Firstly, the proportion of variance of X-linked loci over phenotypic variance was estimated in the discovery samples, which revealed that the phenotypic variance explained by X chromosome polymorphisms was estimated to be 12.63% (non-dosage compensation model) in males, as compared with 0.0001% in females. This suggested that the contribution of X chromosome to the genetic variance of NPC should not be neglected. Secondly, association analysis revealed that rs5927056 in DMD gene achieved X chromosome-wide association significance in the discovery sample (OR = 0.81, 95% CI 0.73–0.89, P = 1.49 × 10−5).

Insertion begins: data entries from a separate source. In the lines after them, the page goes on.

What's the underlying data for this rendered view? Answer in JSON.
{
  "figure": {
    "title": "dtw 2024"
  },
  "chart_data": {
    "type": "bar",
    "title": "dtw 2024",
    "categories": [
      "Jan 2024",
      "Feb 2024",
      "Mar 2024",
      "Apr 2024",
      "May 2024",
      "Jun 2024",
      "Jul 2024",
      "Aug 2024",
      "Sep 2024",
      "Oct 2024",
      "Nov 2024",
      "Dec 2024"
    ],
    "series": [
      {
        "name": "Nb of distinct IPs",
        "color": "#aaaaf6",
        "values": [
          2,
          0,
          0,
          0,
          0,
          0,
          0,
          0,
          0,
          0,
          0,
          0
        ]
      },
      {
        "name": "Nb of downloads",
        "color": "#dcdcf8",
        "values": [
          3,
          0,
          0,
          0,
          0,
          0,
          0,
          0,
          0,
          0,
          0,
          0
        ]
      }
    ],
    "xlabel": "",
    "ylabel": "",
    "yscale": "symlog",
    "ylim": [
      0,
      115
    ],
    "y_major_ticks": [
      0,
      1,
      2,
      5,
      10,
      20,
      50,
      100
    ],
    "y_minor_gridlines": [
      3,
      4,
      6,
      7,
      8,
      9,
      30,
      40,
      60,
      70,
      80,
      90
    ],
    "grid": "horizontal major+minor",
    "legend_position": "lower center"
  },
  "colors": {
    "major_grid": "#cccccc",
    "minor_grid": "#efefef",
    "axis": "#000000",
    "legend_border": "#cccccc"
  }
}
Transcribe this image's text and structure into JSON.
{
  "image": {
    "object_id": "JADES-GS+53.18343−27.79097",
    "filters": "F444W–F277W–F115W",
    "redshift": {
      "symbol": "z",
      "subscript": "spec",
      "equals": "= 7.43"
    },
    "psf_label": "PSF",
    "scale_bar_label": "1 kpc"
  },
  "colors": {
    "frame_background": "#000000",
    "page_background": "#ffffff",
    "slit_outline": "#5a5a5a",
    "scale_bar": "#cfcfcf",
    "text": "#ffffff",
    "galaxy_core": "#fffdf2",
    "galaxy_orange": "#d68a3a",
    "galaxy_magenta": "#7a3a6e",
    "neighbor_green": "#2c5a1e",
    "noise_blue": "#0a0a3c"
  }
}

Combined analysis revealed rs5927056 for DMD gene with suggestive significance (P = 9.44 × 10−5). Moreover, the female-specific association of rs5933886 in ARHGAP6 gene (OR = 0.62, 95%CI: 0.47–0.81, P = 4.37 × 10−4) was successfully replicated in Taiwan Chinese (P = 1.64 × 10−2). rs5933886 also showed nominally significant gender × SNP interaction in both Guangdong (P = 6.25 × 10−4) and Taiwan datasets (P = 2.99 × 10−2).

Conclusion

Our finding reveals new susceptibility loci at the X chromosome conferring risk of NPC and supports the value of including the X chromosome in large-scale association studies.